Censorship - Overview


Censorship is the use of governmental power to control speech and other forms of human expression. The visible motive of censorship is often to stabilize or improve the society that the government would have control over. It is most commonly applied to acts that occur in public circumstances, and most formally involves the suppression of ideas by criminalizing or regulating expression. Furthermore, discussion of censorship often includes less formal means of controlling perceptions by excluding various ideas from mass communication. What is censored may range from specific words to entire concepts and it may be influenced by value systems.
Sanitization (removal) and whitewashing are almost interchangeable terms that refer to a particular form of censorship via omission, which seeks to "clean up" the portrayal of particular issues and/or facts that are already known, but that may be in conflict with the point of view of the censor. Some may consider extreme political correctness to be related, as a socially-imposed (rather than governmentally imposed) type of restriction, which, if taken to extremes, may qualify as self-censorship.

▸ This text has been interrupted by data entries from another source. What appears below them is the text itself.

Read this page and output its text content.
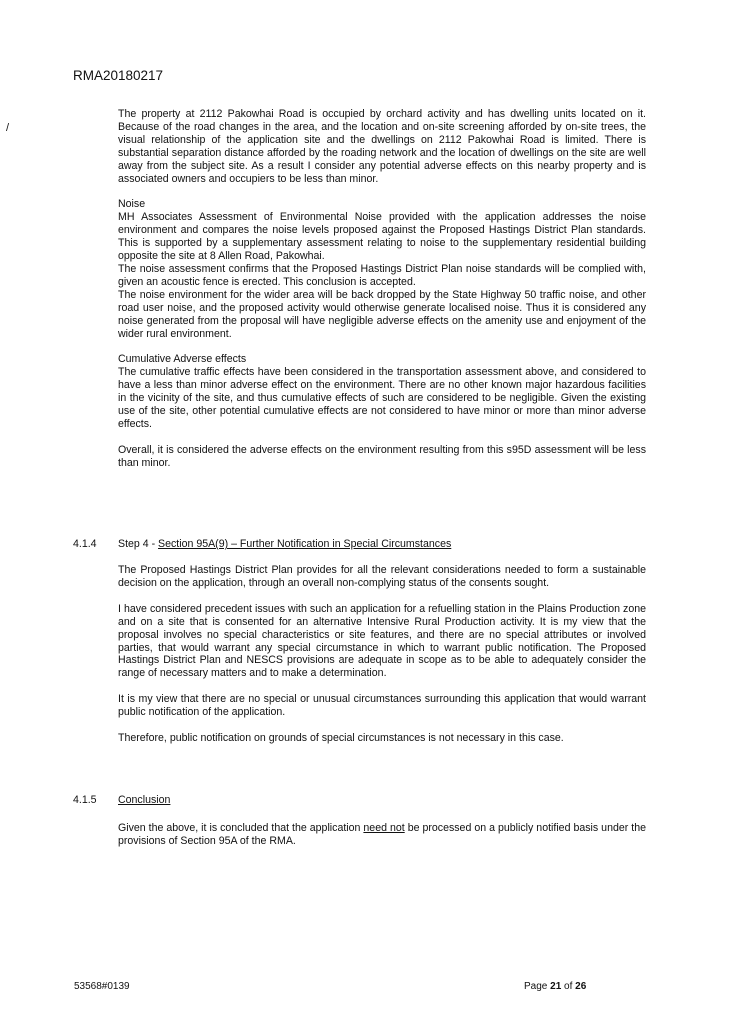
RMA20180217
/

The property at 2112 Pakowhai Road is occupied by orchard activity and has dwelling units located on it. Because of the road changes in the area, and the location and on-site screening afforded by on-site trees, the visual relationship of the application site and the dwellings on 2112 Pakowhai Road is limited. There is substantial separation distance afforded by the roading network and the location of dwellings on the site are well away from the subject site. As a result I consider any potential adverse effects on this nearby property and is associated owners and occupiers to be less than minor.

Noise

MH Associates Assessment of Environmental Noise provided with the application addresses the noise environment and compares the noise levels proposed against the Proposed Hastings District Plan standards. This is supported by a supplementary assessment relating to noise to the supplementary residential building opposite the site at 8 Allen Road, Pakowhai.

The noise assessment confirms that the Proposed Hastings District Plan noise standards will be complied with, given an acoustic fence is erected. This conclusion is accepted.

The noise environment for the wider area will be back dropped by the State Highway 50 traffic noise, and other road user noise, and the proposed activity would otherwise generate localised noise. Thus it is considered any noise generated from the proposal will have negligible adverse effects on the amenity use and enjoyment of the wider rural environment.

Cumulative Adverse effects

The cumulative traffic effects have been considered in the transportation assessment above, and considered to have a less than minor adverse effect on the environment. There are no other known major hazardous facilities in the vicinity of the site, and thus cumulative effects of such are considered to be negligible. Given the existing use of the site, other potential cumulative effects are not considered to have minor or more than minor adverse effects.

Overall, it is considered the adverse effects on the environment resulting from this s95D assessment will be less than minor.

4.1.4 Step 4 - Section 95A(9) – Further Notification in Special Circumstances

The Proposed Hastings District Plan provides for all the relevant considerations needed to form a sustainable decision on the application, through an overall non-complying status of the consents sought.

I have considered precedent issues with such an application for a refuelling station in the Plains Production zone and on a site that is consented for an alternative Intensive Rural Production activity. It is my view that the proposal involves no special characteristics or site features, and there are no special attributes or involved parties, that would warrant any special circumstance in which to warrant public notification. The Proposed Hastings District Plan and NESCS provisions are adequate in scope as to be able to adequately consider the range of necessary matters and to make a determination.

It is my view that there are no special or unusual circumstances surrounding this application that would warrant public notification of the application.

Therefore, public notification on grounds of special circumstances is not necessary in this case.

4.1.5 Conclusion

Given the above, it is concluded that the application need not be processed on a publicly notified basis under the provisions of Section 95A of the RMA.

53568#0139	Page 21 of 26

"Censorship" comes from the Latin word "censor". In Ancient Rome, the censor had two duties, to count the citizens and to supervise their morals. The term "census" is also derived from the same stem.

An early published reference to the term "whitewash" dates back to 1762 in a Boston Evening Post article. In 1800 the word was used publicly in a political context, when a Philadelphia Aurora editorial said that "if you do not whitewash President Adams speedily, the Democrats, like swarms of flies, will bespatter him all over, and make you both as speckled as a dirty wall, and as black as the devil." (citation needed)

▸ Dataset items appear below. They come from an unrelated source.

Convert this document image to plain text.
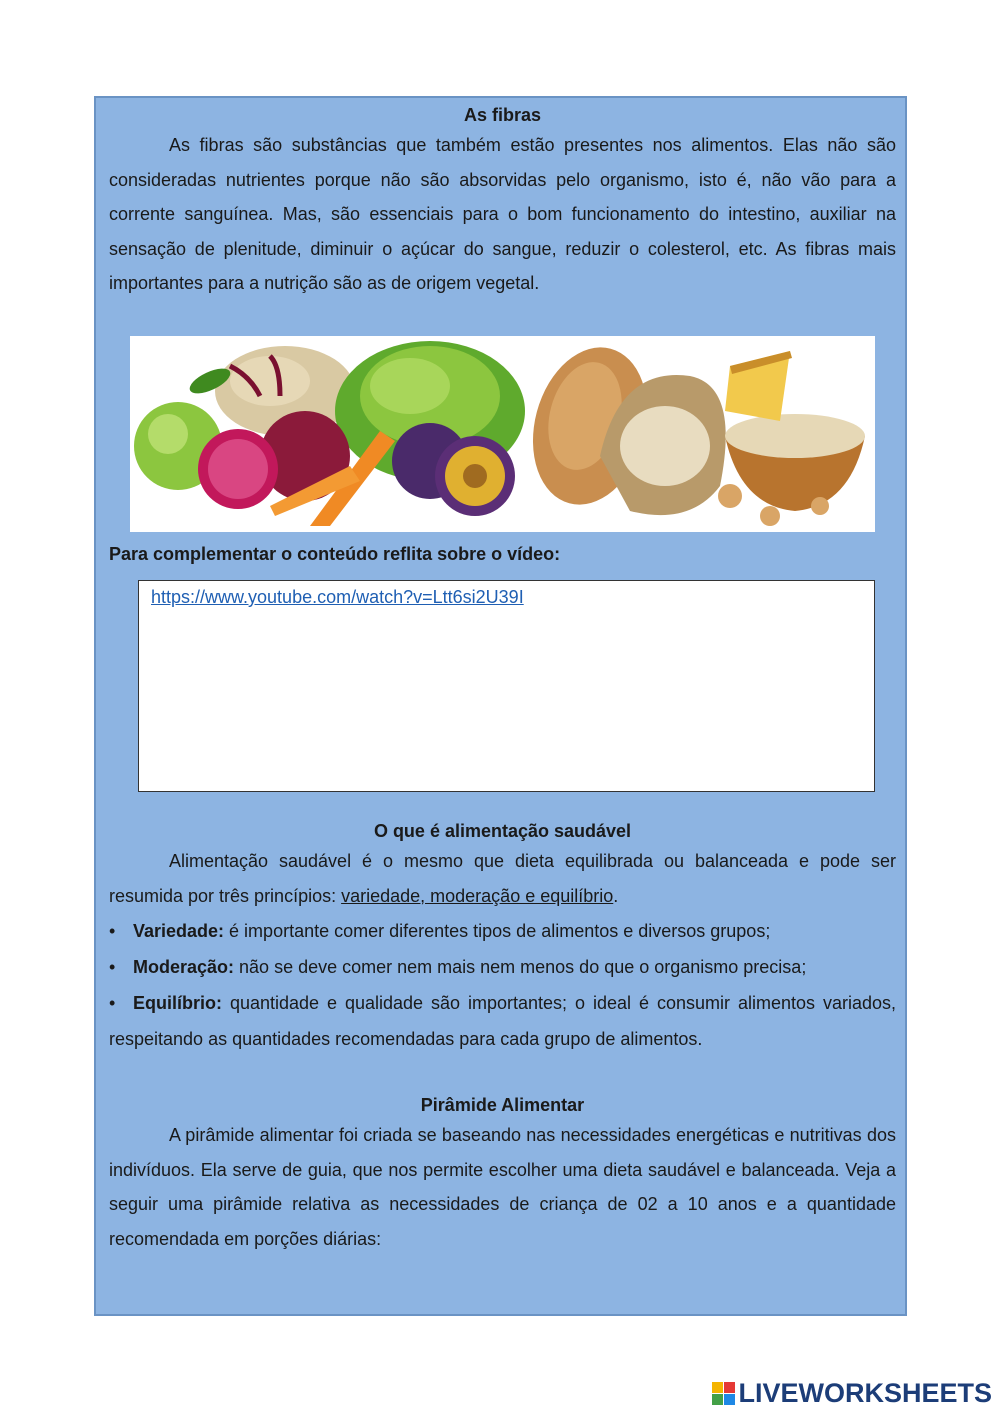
As fibras

As fibras são substâncias que também estão presentes nos alimentos. Elas não são consideradas nutrientes porque não são absorvidas pelo organismo, isto é, não vão para a corrente sanguínea. Mas, são essenciais para o bom funcionamento do intestino, auxiliar na sensação de plenitude, diminuir o açúcar do sangue, reduzir o colesterol, etc. As fibras mais importantes para a nutrição são as de origem vegetal.

Para complementar o conteúdo reflita sobre o vídeo:
https://www.youtube.com/watch?v=Ltt6si2U39I
O que é alimentação saudável

Alimentação saudável é o mesmo que dieta equilibrada ou balanceada e pode ser resumida por três princípios: variedade, moderação e equilíbrio.

• Variedade: é importante comer diferentes tipos de alimentos e diversos grupos;
• Moderação: não se deve comer nem mais nem menos do que o organismo precisa;
• Equilíbrio: quantidade e qualidade são importantes; o ideal é consumir alimentos variados, respeitando as quantidades recomendadas para cada grupo de alimentos.
Pirâmide Alimentar

A pirâmide alimentar foi criada se baseando nas necessidades energéticas e nutritivas dos indivíduos. Ela serve de guia, que nos permite escolher uma dieta saudável e balanceada. Veja a seguir uma pirâmide relativa as necessidades de criança de 02 a 10 anos e a quantidade recomendada em porções diárias:

LIVEWORKSHEETS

The word "sanitization" is a euphemism commonly used in the political context of propaganda to refer to the doctoring of information that might otherwise be perceived as incriminating, self-contradictory, controversial, or damaging. Censorship, as compared to acts or policies of sanitization, more often refers to a publicly set standard, not a privately set standard. However, censorship is often alleged when an essentially private entity, such as a corporation, regulates access to information in a communication forum that serves a significant share of the public. Official censorship might occur at any jurisdictional level within a state or nation that otherwise represents itself as opposed to formal censorship.

Censorship types

Most public speech depends on an organized forum such as a court or town meeting, or on technologies such as paper, the printing press, radio, television, or the internet. In each case, only a minority of people have initially had free access to the medium of public communication. Most often, censorship does not seek to ban certain ideas "in a vacuum," but rather to restrict what may be said in particular media of communication.

In England, censorship began with the introduction of copyright laws, which gave the Crown the permission to license publishing. Without government approval, printing was not allowed. For a court or other governmental body to prevent a person from speaking or publishing before the act has even taken place is sometimes called prior restraint, which may be viewed as worse than punishment received after someone speaks, as in libel suits.

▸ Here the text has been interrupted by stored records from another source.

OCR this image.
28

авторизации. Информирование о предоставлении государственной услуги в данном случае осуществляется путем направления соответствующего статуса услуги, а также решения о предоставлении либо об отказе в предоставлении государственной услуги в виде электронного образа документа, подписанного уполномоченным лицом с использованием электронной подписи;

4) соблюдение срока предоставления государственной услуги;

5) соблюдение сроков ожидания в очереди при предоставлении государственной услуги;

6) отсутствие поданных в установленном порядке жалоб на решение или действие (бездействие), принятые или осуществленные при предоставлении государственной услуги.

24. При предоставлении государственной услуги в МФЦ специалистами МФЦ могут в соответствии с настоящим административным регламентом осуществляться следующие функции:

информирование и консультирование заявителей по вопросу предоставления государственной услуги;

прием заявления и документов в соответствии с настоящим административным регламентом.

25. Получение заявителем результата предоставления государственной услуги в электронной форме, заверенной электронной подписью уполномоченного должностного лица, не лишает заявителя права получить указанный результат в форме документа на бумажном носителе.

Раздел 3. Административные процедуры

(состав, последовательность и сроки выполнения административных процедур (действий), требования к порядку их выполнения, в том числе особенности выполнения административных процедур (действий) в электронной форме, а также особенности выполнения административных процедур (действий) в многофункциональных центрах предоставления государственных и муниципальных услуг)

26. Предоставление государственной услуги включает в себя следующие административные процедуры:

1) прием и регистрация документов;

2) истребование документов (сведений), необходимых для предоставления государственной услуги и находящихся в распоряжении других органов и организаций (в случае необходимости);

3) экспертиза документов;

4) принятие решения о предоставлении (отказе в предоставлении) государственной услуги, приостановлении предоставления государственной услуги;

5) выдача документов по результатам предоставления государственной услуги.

Censorship can be explicit, as in laws passed to prevent select positions from being published or propagated (e.g., the People's Republic of China, Saudi Arabia, the United States and Australia, where certain Internet pages are not permitted), or it can be implicit, taking the form of intimidation by government, where people are afraid to express or support certain opinions for fear of losing their jobs, their position in society, their credibility, or even their lives. The latter form is similar to McCarthyism.